Türkiye’nin Azerbaycan ve Gürcistan ile ortaklığı geliştikçe, bölgeye daha fazla zenginlik geliyor. Barış ve işbirliği refah getiriyor. Azerbaycan’ın kendi petrolünü ve gazını dilediğince satması ülkeye yalnız zenginlik değil, özgüven de getiriyor.
Türkiye-Azerbaycan-Gürcistan dostluk ve işbirliğinin artması, bu işbirliğinin dışında kalan Ermenistan’ın içine kapanmasına, depresyona girmesine neden oluyor.
ABD’deki siyasi atmosferin, Kasım 2008 seçimlerini kim kazanırsa kazansız Ermeni soykırım iddialarına Kongre’de güç katacağı tezleri Ermeni diyasporasının kendisini ideolojik olarak olduğundan da güçlü hissetmesine yol açıyor. Ama bu sanal gücün, Ermenistan’a bir faydası olmuyor.
Ermenistan’ın eski Devlet Başkanı Levon Ter Petrosyan, Türkiye yanlısı görüldüğü için seçimleri kaybetmişti. Ama kazanan Serj Sarkisyan’ın da Türkiye ile arayı düzeltmek için kolları sıvadığına tanık oluyoruz. Cumhurbaşkanı Abdullah Gül’ü 2010 dünya futbol şampiyonası elemeleri için 6 Eylül’de Erivan’da oynanacak milli takımlar maçına davet eden Sarkisyan, ülkesini İran dışında çepçevre saran bu işbirliği havasının dışında kalmaktan rahatsız.
Gül’ün 5 Eylül’de Bakü’de yapılacak Türk dünyası zirvesi ardından Erivana’a geçmesi mutlaka bölgedeki dengeleri olumlu yönde değiştirecektir. Ama bir yandan Türkiye’den yakınlık bekleyen Ermenistan’ın, Türkiye’nin en azından toprak bütünlüğünü tanıması asgari şart değil mi?

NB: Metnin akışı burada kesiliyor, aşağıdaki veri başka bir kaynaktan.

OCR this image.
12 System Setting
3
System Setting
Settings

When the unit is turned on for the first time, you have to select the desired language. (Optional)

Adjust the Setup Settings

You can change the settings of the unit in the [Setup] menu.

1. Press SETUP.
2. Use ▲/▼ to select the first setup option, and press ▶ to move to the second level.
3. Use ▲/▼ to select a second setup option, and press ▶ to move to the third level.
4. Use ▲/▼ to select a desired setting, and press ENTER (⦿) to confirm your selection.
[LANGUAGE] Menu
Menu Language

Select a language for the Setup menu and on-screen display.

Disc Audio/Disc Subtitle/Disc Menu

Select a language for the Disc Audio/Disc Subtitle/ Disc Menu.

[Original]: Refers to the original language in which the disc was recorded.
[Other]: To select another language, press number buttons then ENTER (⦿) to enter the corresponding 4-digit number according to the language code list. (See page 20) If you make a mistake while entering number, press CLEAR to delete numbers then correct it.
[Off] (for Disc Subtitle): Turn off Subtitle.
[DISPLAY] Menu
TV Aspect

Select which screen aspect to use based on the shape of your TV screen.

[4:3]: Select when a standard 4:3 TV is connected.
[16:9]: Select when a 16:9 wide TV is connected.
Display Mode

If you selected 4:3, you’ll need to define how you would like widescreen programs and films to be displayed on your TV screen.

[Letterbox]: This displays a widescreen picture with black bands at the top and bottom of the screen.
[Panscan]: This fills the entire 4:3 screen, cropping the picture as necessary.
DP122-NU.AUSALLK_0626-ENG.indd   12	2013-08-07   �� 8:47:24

Azerbaycan’ın Dağlık Karabağ bölgesinde süren işgalin kaldırılmasını önemsiz görmek adına değil, ama Türkiye’den olumlu adım bekleyen, en azından Türkiye’nin sınırlarını kabul ettiğini açıklayamaz mı?
Bu durumu Cumhurbaşkanı Abdullah Gül de haklı olarak vurguladı törenler sırasında. İlginç olan, Gül’ün Kafkaslardaki üç ülkenin dostluk ve işbirliği atmosferinde artırmak istedikleri refaha ismini vermeden Ermenistan’a da açık olduğunu söylerken, yanıbaşındaki Aliyev’in bunu onaylar görünmesiydi. Azerbaycan’ın özgüveni yalnızca barış içinde artan zenginliğinden değil, Türkiye’nin ne olursa olsun kendi aleyhine bir adım atmayacağı inancından da kaynaklanıyor.
Bu durumda taraflara düşen asgari adımlar var. Her şeyden önce Ermenistan’ın Türkiye’nin sınırlarını tanıdığını açıklaması gerekiyor. Türkiye’nin belki bir TBMM kararıyla Ermenistan’a bir çağrıda bulunması, kapıların bütünüyle kapalı olmadığını, nasıl açılacağını tarif etmesi gerekiyor. ABD yönetiminin de bu süreci teşvik etmesi, çelilşkilerin değil, muhtemel ortak noktaların öne çıkarılmasına yardımcı olması gerekiyor. Geçmişe değil, geleceğe çengel atmanın yolu olumlu bakmaktan geçiyor.